The rest of the day was the same. Some kids thought it was awesome, and others didn’t believe it was real. But I told myself it didn’t matter because I knew by four o’clock I’d be at rehearsal. My job was to keep everybody organized.
When I got to the studio, Dad and Larry were practicing their steps. Five, six, seven, eight . . . The sight of the two of them out there on the floor twirling and dancing while they sang made me laugh so much my stomach hurt. And if you don’t think it’s funny, picture your own dad and your own dog learning to do dance routines together. I love Dad, but he’s kind of clumsy. And who would have ever imagined that Larry would be so graceful? It was as if he’d been waiting for this moment his whole life.
Jamie, the choreographer, was crazy about Larry from the start. He was not so crazy about Dad, whose name he kept getting wrong.
“Uh, Tim,” he said to Dad, “perhaps you should just move from side to side during this verse while Larry has a solo?”
“Call me Tom,” my dad said, nodding. He stepped back while the choreographer taught Larry his solo, which included not just some heavy-duty dance steps, but a backflip. And Larry mastered it all in less than a minute.

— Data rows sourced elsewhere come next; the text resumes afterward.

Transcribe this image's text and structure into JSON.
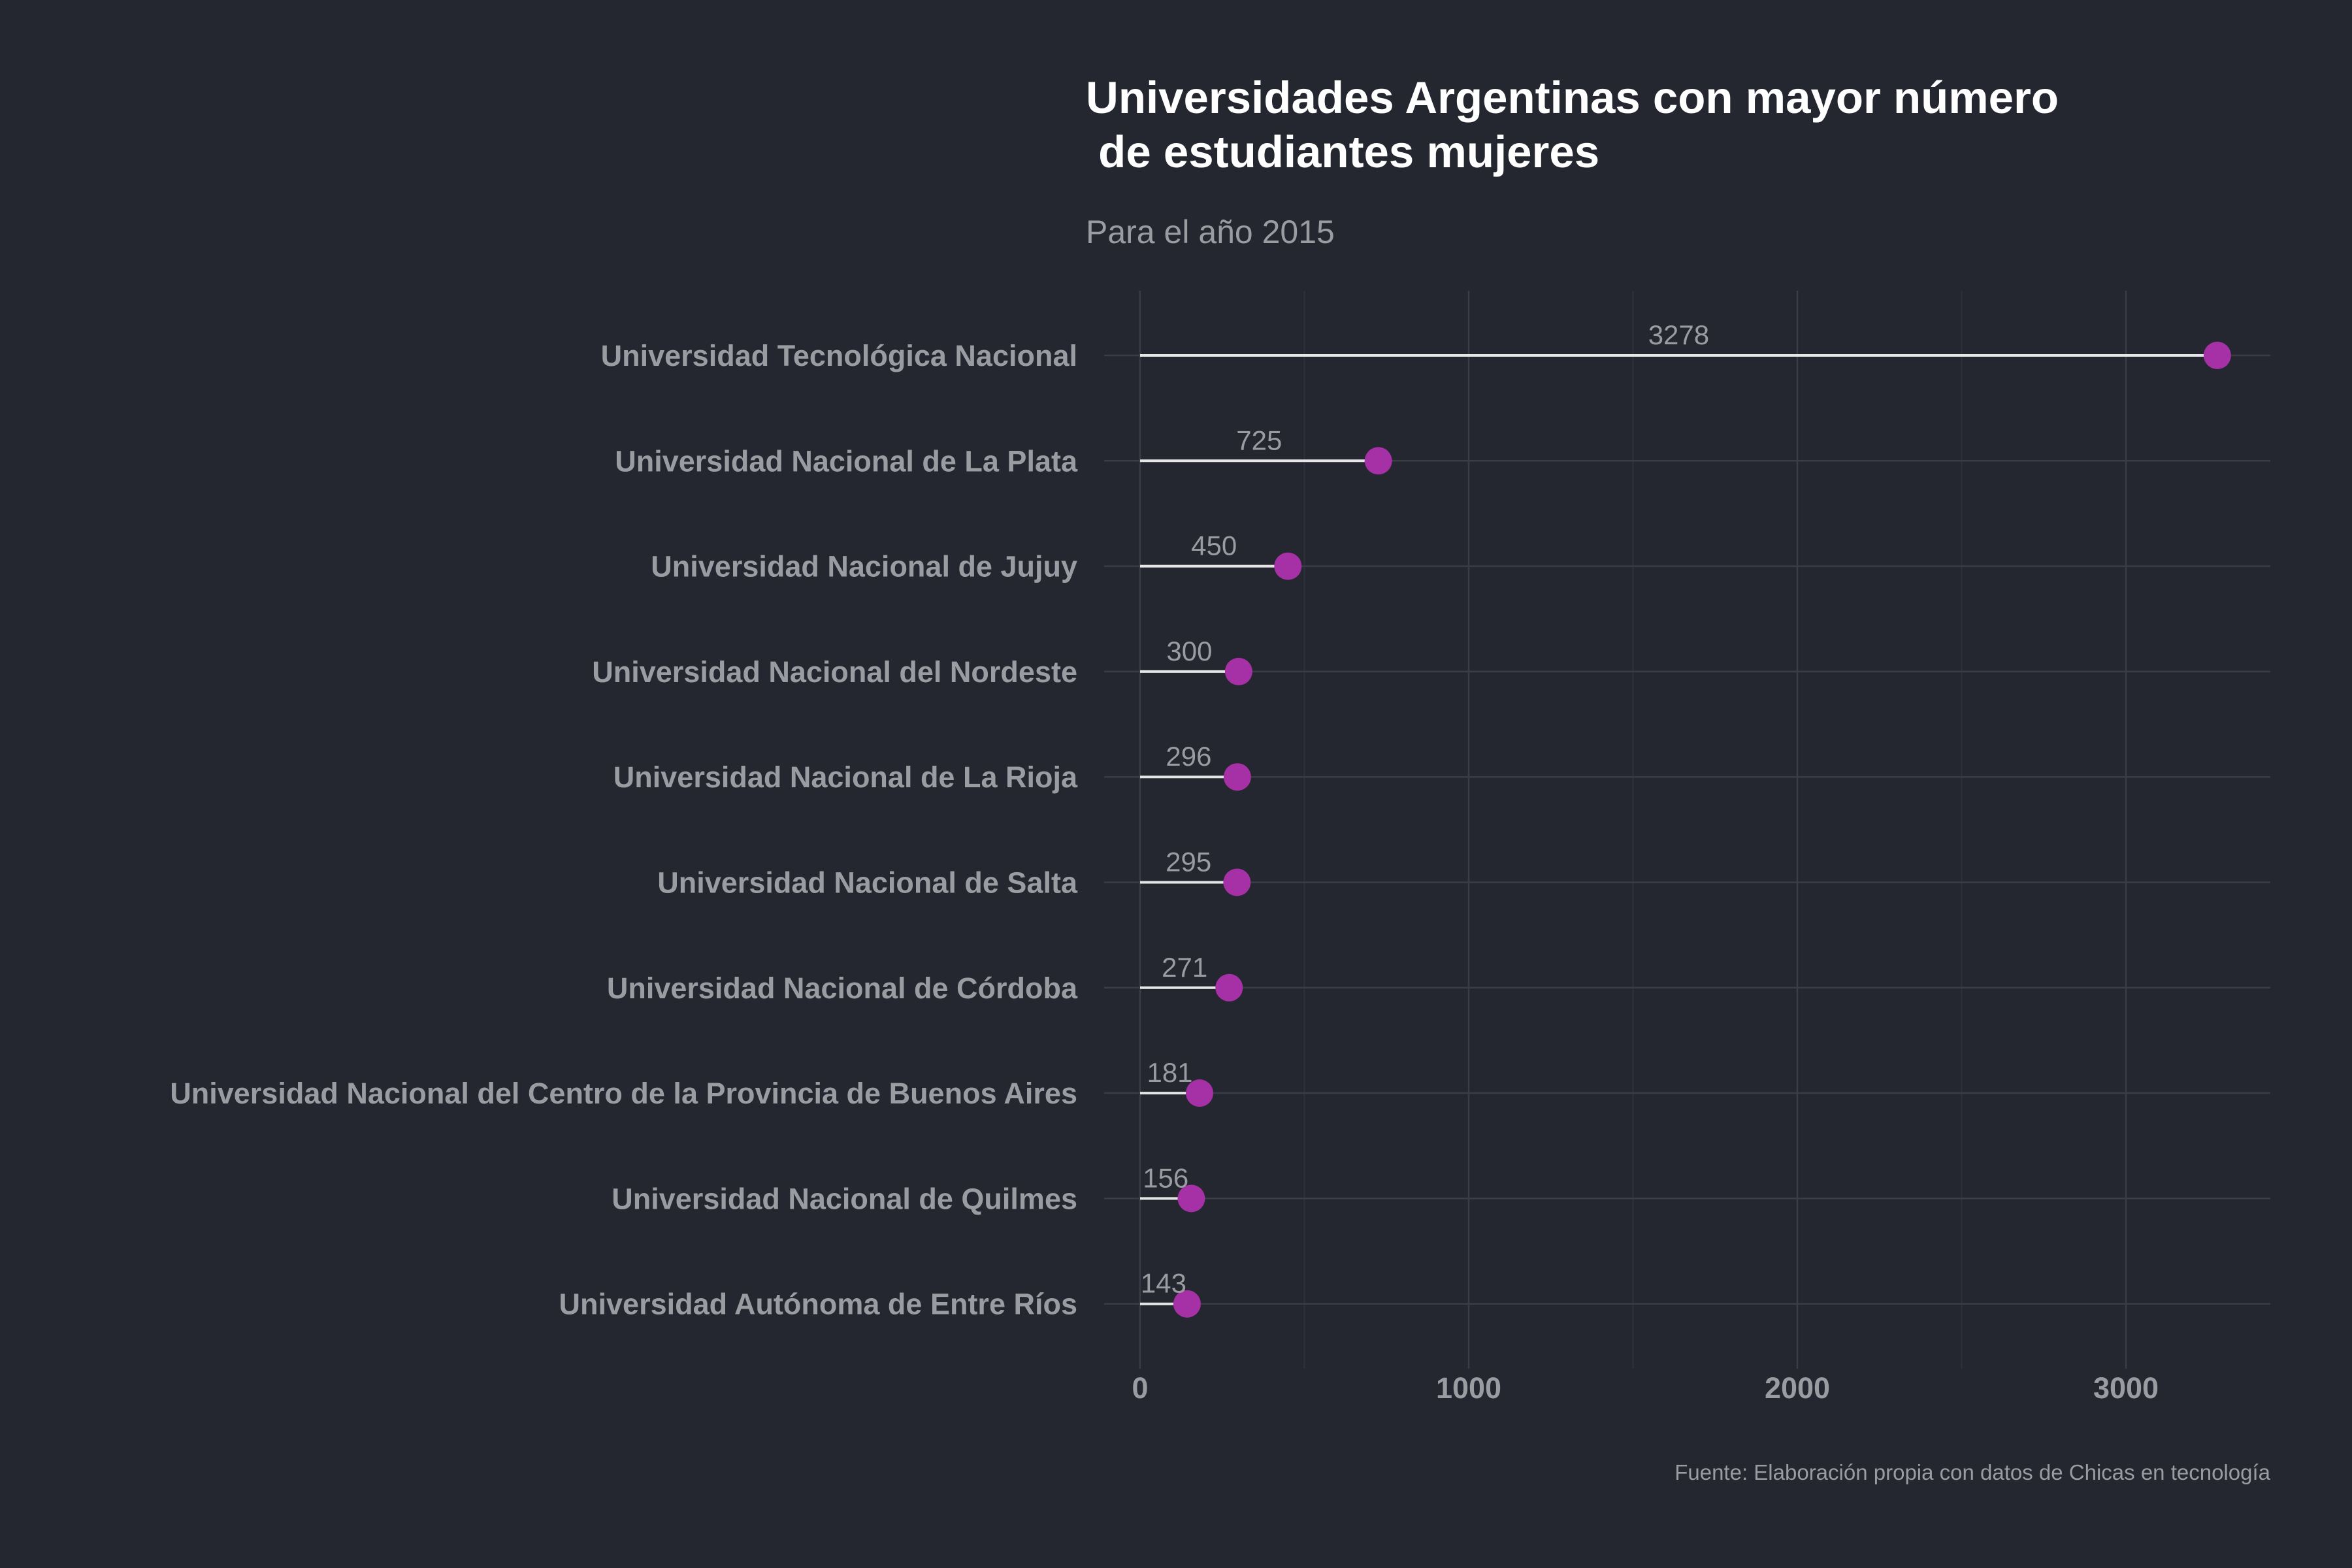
{
  "colors": {
    "background": "#242730",
    "point": "#a631a6",
    "segment": "#e6e6e6",
    "grid_major": "#3a3d45",
    "grid_minor": "#2f323a",
    "text_muted": "#9a9ca2",
    "title": "#ffffff"
  },
  "chart_data": {
    "type": "lollipop",
    "orientation": "horizontal",
    "title_lines": [
      "Universidades Argentinas con mayor número",
      " de estudiantes mujeres"
    ],
    "subtitle": "Para el año 2015",
    "caption": "Fuente: Elaboración propia con datos de Chicas en tecnología",
    "xlabel": "",
    "ylabel": "",
    "xlim": [
      0,
      3450
    ],
    "x_ticks": [
      0,
      1000,
      2000,
      3000
    ],
    "x_tick_labels": [
      "0",
      "1000",
      "2000",
      "3000"
    ],
    "x_minor_ticks": [
      500,
      1500,
      2500
    ],
    "grid": true,
    "legend": "none",
    "categories": [
      "Universidad Tecnológica Nacional",
      "Universidad Nacional de La Plata",
      "Universidad Nacional de Jujuy",
      "Universidad Nacional del Nordeste",
      "Universidad Nacional de La Rioja",
      "Universidad Nacional de Salta",
      "Universidad Nacional de Córdoba",
      "Universidad Nacional del Centro de la Provincia de Buenos Aires",
      "Universidad Nacional de Quilmes",
      "Universidad Autónoma de Entre Ríos"
    ],
    "values": [
      3278,
      725,
      450,
      300,
      296,
      295,
      271,
      181,
      156,
      143
    ],
    "value_labels": [
      "3278",
      "725",
      "450",
      "300",
      "296",
      "295",
      "271",
      "181",
      "156",
      "143"
    ]
  }
}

“Whoa! This mutt is magnificent,” Artie said, elbowing me. Dad had insisted that Artie be hired as the musical director of the act. Poor Artie still hadn’t gotten past his shock that Larry could talk, and every now and then he’d kind of cluck his tongue in amazement and say, “I can’t believe what I’m hearing.”
Greg the piano player was great, and I liked Jamie even though he kept getting Dad’s name wrong. Artie had written some arrangements that made Dad and Larry sound good too. It was amazing. They were starting to be a real act!
I didn’t like Linda, though. She came in with some hats and jackets she thought “the guys” should wear onstage. The hats were sparkly, glittery, silver baseball caps with T and L on the front, but she thought they should wear them backward. And the jackets were short little bolero things. Dad couldn’t even get his on. But when I put the jacket and hat on Larry, everyone went wild over how cute he looked.
“Well, we’d certainly better rethink these outfits,” said Jamie, trying not to laugh. “Ted looks like one of the elephants in Fantasia!”
“That’s Tom who looks like an elephant,” Dad said. Then he sighed. “Look, maybe I wasn’t cut out for this. I’m a guy who likes being behind the scenes and I . . .”
Just then Larry jumped on the table and in one big gesture brushed the silver hats and jackets to the floor.
“First of all,” Larry announced, “we are not going to agree to a costume until we find one that looks great on both of us. And will everyone kindly get his name right? He is Tom. Not Ted. Not Tim. Tom! Anyone who can’t remember that can work somewhere else!”
Everyone got quiet after that. Dad’s jaw even unclenched a little.
“Relax, Tom. We’re gonna be great!” Larry said. “And, Linda, Tom and I decide what we wear and what we sing. And we’re going to rock the audience right out of their seats. Hats or no hats.
“You can do this, Tom, I know you can,” Larry said in a voice that sounded like he got it from a character in one of those old movies he watched at night when he had the TV remote to himself. “We’re going to go out there as youngsters, but we’ve got to come back as stars.”
“I love that!” my dad said, throwing an arm around Larry. “That’s brilliant!”
“Ahhh, I stole it from the movie 42nd Street,” Larry admitted. “Which is where I picked up all my dancing skills, by the way.”
Jamie chuckled at that. “Hah! Too bad Todd didn’t watch it with you; it would have made my life easier.”
“That’s Tom,” Larry said.
“I knew that,” Jamie said. But I was pretty sure he didn’t.